SOFIA (Bulgaria), December 2 (SeeNews) - Renewable power producers staged on Monday a protest rally in Bulgaria's capital against plans to impose a 20% charge on revenues from wind and solar power generation as of January 1.

The protest saw several hundred gather in front of the building of the energy ministry, according to a video broadcast posted on the website of the state-run Bulgarian National Television.

The new fee, which was proposed last week by the leader of the ultra-nationalist Ataka party, Volen Siderov, will be debated as part of the 2014 budget bill that is currently being reviewed by the MPs.

“In essence, the adoption of this decision for a 20% fee on our investments is tantamount to nationalisation of our capital, our labour, and our efforts to turn Bulgaria into a modern state,” the Bulgarian Photovoltaic Association said in a press release last week. It will drive away foreign and local investors from the most successful sector of the Bulgarian economy, in which over 4.0 billion euro ($5.4 billion) have been invested and thousands of jobs created, it added.

Another industry group, the Bulgarian Wind Energy Association (BGWEA), said last week the planned measures may permanently undermine the future development of the Bulgarian energy sector and the economic welfare of the country.

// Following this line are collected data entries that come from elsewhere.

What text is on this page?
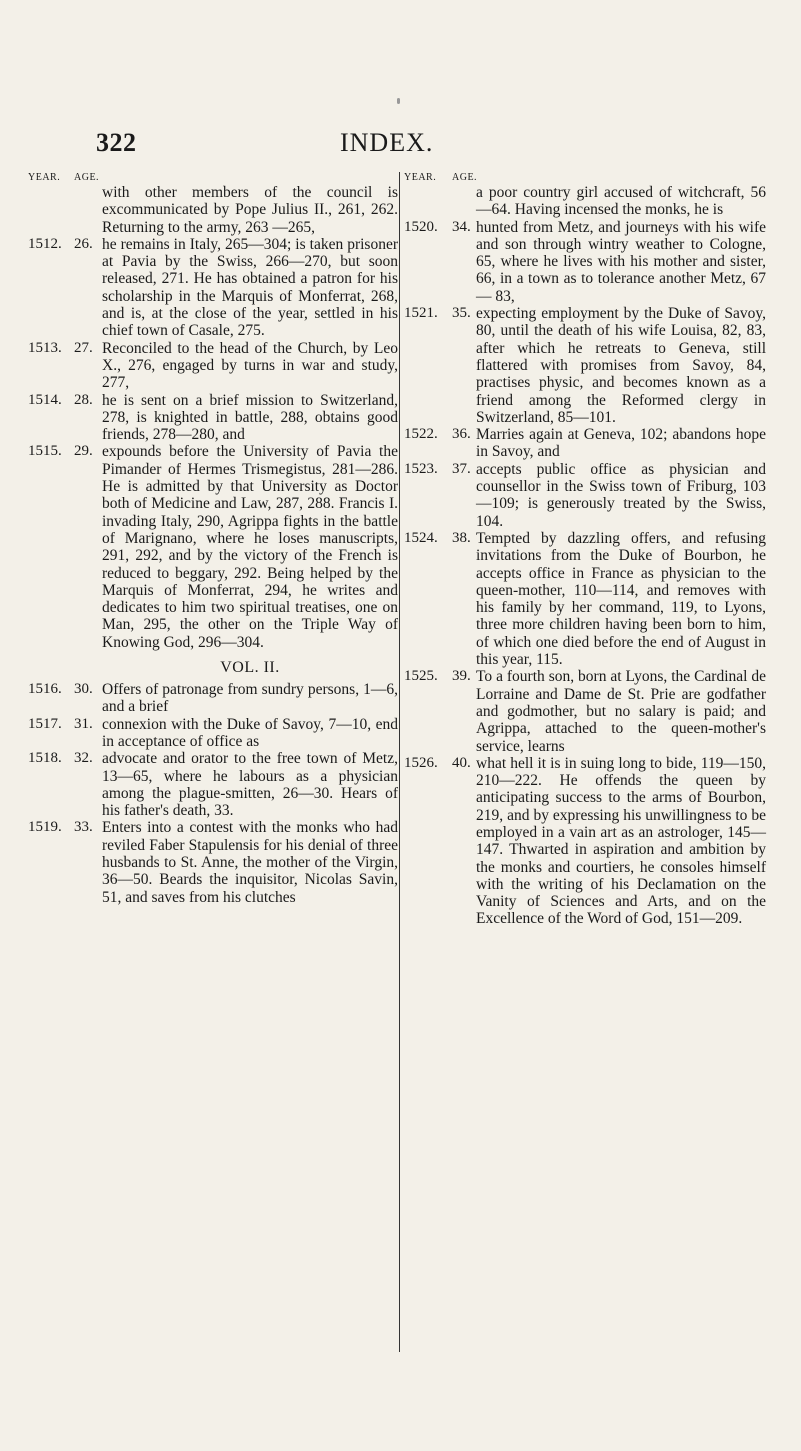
322	INDEX.
YEAR. AGE.
with other members of the council is excommunicated by Pope Julius II., 261, 262. Returning to the army, 263 —265,
1512. 26. he remains in Italy, 265—304; is taken prisoner at Pavia by the Swiss, 266—270, but soon released, 271. He has obtained a patron for his scholarship in the Marquis of Monferrat, 268, and is, at the close of the year, settled in his chief town of Casale, 275.
1513. 27. Reconciled to the head of the Church, by Leo X., 276, engaged by turns in war and study, 277,
1514. 28. he is sent on a brief mission to Switzerland, 278, is knighted in battle, 288, obtains good friends, 278—280, and
1515. 29. expounds before the University of Pavia the Pimander of Hermes Trismegistus, 281—286. He is admitted by that University as Doctor both of Medicine and Law, 287, 288. Francis I. invading Italy, 290, Agrippa fights in the battle of Marignano, where he loses manuscripts, 291, 292, and by the victory of the French is reduced to beggary, 292. Being helped by the Marquis of Monferrat, 294, he writes and dedicates to him two spiritual treatises, one on Man, 295, the other on the Triple Way of Knowing God, 296—304.
VOL. II.
1516. 30. Offers of patronage from sundry persons, 1—6, and a brief
1517. 31. connexion with the Duke of Savoy, 7—10, end in acceptance of office as
1518. 32. advocate and orator to the free town of Metz, 13—65, where he labours as a physician among the plague-smitten, 26—30. Hears of his father's death, 33.
1519. 33. Enters into a contest with the monks who had reviled Faber Stapulensis for his denial of three husbands to St. Anne, the mother of the Virgin, 36—50. Beards the inquisitor, Nicolas Savin, 51, and saves from his clutches
YEAR. AGE.
a poor country girl accused of witchcraft, 56—64. Having incensed the monks, he is
1520. 34. hunted from Metz, and journeys with his wife and son through wintry weather to Cologne, 65, where he lives with his mother and sister, 66, in a town as to tolerance another Metz, 67— 83,
1521. 35. expecting employment by the Duke of Savoy, 80, until the death of his wife Louisa, 82, 83, after which he retreats to Geneva, still flattered with promises from Savoy, 84, practises physic, and becomes known as a friend among the Reformed clergy in Switzerland, 85—101.
1522. 36. Marries again at Geneva, 102; abandons hope in Savoy, and
1523. 37. accepts public office as physician and counsellor in the Swiss town of Friburg, 103 —109; is generously treated by the Swiss, 104.
1524. 38. Tempted by dazzling offers, and refusing invitations from the Duke of Bourbon, he accepts office in France as physician to the queen-mother, 110—114, and removes with his family by her command, 119, to Lyons, three more children having been born to him, of which one died before the end of August in this year, 115.
1525. 39. To a fourth son, born at Lyons, the Cardinal de Lorraine and Dame de St. Prie are godfather and godmother, but no salary is paid; and Agrippa, attached to the queen-mother's service, learns
1526. 40. what hell it is in suing long to bide, 119—150, 210—222. He offends the queen by anticipating success to the arms of Bourbon, 219, and by expressing his unwillingness to be employed in a vain art as an astrologer, 145—147. Thwarted in aspiration and ambition by the monks and courtiers, he consoles himself with the writing of his Declamation on the Vanity of Sciences and Arts, and on the Excellence of the Word of God, 151—209.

The introduction of openly discriminatory measures towards producers of electricity from wind and solar energy will lead to the destruction of the small and medium-sized private businesses in the energy sector and will halt the process of diversification of energy sources in the country with serious consequences for both energy security and the price of electricity for consumers, BGWEA said in a statement.

Over the weekend, news portal Dnevnik.bg quoted the German-Bulgarian chamber of industry and commerce, AHK, and the local association of Italian entrepreneurs, Confindustria Bulgaria, as voicing concern over the proposed measures, saying they would undermine investor confidence in the country. They described the proposed fee as "discriminatory" and “unacceptable”, adding that it would have a dramatic retroactive effect on the economic parameters of local renewable energy businesses.

Commenting on the proposed tax over the weekend, finance minister Peter Chobanov said the proceeds it will generate would be used as "fiscal buffers" and that Bulgaria is unlikely to be penalized by the European Commission for the planned measure.